Prawdziwych przyjaciół się nie zabija! - krzyczała na jednej z rozpraw do oskarżonego o zabójstwo matka ofiary. Mężczyzna na sali sądowej chwilę prosił o wybaczenie. Jak twierdzi, razem z nieżyjącym Mateuszem pili alkohol, a potem się pokłócili. Zapamiętał tylko dwa ciosy. Blisko dwa lata po tych wydarzeniach sąd skazał go za zabójstwo ze szczególnym okrucieństwem na 25 lat więzienia. To kara, o jaką wnioskowała prokuratura.
W czwartek Sąd Okręgowy w Poznaniu skazał 21-letniego Dawida F. na 25 lat pozbawienia wolności. Wyrok nie jest prawomocny, ale jest tożsamy z tym, jakiego domagała się prokuratura. Dożywocia dla oskarżonego chciał pełnomocnik oskarżycieli posiłkowych. Obrońca F. wnioskował natomiast o "sprawiedliwy wyrok".
Sąd orzekł 200 tysięcy złotych zadośćuczynienia na rzecz matki zmarłego 17-latka.
- Nigdy mu nie wybaczę - powiedziała o oskarżonym po wyroku matka zamordowanego nastolatka. Zapowiedziała, że będzie odwoływać się od wyroku.
- Sąd chciał wskazać, żeby ten wyrok był dla wszystkich, szczególnie dla młodych ludzi przestrogą przed skutkami, jakie może wywołać ich nieodpowiedzialne zachowanie.
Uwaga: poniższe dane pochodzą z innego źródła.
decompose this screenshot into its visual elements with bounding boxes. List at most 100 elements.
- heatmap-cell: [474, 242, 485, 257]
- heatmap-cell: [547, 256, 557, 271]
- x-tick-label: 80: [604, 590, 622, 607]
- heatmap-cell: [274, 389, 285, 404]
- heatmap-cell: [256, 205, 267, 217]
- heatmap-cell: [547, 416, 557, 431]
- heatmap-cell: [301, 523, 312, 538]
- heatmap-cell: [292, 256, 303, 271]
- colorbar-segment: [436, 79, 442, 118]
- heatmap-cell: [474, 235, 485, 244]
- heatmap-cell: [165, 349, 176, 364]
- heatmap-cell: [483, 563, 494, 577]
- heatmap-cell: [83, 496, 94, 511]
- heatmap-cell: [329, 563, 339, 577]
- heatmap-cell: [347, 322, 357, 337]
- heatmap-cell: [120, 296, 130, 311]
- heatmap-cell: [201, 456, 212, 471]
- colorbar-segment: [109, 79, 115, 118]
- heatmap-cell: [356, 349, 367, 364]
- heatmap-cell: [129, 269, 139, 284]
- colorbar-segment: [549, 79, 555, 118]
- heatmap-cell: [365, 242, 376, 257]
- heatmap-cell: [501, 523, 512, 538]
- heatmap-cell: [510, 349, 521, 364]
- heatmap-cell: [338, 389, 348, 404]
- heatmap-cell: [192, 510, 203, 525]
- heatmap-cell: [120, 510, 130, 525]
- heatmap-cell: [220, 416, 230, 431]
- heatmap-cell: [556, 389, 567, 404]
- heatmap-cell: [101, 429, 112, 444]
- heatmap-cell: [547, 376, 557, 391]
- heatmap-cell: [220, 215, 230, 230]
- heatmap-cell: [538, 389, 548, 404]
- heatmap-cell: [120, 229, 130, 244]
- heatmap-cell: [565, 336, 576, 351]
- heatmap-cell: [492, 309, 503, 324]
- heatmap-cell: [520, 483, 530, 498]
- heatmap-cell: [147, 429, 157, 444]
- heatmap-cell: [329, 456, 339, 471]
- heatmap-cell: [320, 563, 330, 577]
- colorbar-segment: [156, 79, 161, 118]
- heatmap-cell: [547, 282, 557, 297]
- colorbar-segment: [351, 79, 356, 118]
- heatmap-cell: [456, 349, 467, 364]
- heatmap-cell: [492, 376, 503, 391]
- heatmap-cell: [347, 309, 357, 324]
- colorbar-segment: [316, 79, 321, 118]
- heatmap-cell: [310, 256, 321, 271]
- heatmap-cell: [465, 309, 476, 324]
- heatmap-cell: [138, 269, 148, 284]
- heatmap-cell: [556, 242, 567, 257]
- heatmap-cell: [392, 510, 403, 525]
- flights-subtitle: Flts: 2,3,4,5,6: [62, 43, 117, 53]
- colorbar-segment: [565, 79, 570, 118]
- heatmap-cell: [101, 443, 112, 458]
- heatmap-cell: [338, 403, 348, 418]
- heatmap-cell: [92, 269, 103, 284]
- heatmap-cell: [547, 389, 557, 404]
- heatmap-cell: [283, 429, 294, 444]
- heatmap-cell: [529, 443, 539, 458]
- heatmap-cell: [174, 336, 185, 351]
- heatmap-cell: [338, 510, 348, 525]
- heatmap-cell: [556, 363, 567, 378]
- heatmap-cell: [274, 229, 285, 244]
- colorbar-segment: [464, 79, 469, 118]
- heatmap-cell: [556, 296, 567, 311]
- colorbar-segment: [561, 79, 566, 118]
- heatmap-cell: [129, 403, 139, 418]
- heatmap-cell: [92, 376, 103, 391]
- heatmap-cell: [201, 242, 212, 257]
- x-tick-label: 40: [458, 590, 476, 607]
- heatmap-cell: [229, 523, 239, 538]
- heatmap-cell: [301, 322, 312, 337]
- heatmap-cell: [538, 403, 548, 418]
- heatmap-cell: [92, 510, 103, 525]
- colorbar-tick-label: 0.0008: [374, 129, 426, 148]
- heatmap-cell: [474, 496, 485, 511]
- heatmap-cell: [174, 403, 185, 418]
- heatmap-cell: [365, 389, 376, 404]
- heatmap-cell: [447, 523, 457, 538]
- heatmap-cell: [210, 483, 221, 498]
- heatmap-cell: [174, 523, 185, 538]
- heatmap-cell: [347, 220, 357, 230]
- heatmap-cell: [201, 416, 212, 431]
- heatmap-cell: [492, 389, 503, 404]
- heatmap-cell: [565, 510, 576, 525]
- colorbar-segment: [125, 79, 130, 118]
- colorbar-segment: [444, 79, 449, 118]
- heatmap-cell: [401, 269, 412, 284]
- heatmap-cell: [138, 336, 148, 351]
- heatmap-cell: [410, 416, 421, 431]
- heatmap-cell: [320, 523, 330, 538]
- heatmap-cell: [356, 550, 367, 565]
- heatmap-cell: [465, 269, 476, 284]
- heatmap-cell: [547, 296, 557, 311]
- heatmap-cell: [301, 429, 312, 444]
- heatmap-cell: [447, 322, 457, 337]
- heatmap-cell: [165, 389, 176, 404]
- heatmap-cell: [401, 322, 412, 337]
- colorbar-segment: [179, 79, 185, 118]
Czyn, którego dopuścił się Dawid F., zdarzył się dlatego, że oskarżony zażył środki psychoaktywne w postaci dopalacza i leku psychotropowego, które dodatkowo połączył z alkoholem, a co wywołało u niego stan agresji, brutalności, sprzecznej z jego naturą. Stan, który doprowadził do tego, że zabił swojego przyjaciela - podkreśliła w ustnym uzasadnieniu wyroku sędzia Izabela Dehmel.
Dodała, że "znamienne były tutaj słowa mamy Mateusza, która powiedziała, że każdy młody człowiek, zanim sięgnie po narkotyki i dopalacze, niech pójdzie na grób jej syna i z nim porozmawia, i dopiero wtedy podejmie decyzję, czy warto".
Matka rozpoznała syna po tatuażu
Do pobicia ze skutkiem śmiertelnym doszło 12 listopada 2021 roku. Poprzedni wieczór 17-letni Mateusz i 19-letni Dawid F. spędzili razem. Dawid zabrał go z ogródków działkowych, po drodze kupili wódkę. Mateusz miał palić marihuanę i wciągać metamfetaminę.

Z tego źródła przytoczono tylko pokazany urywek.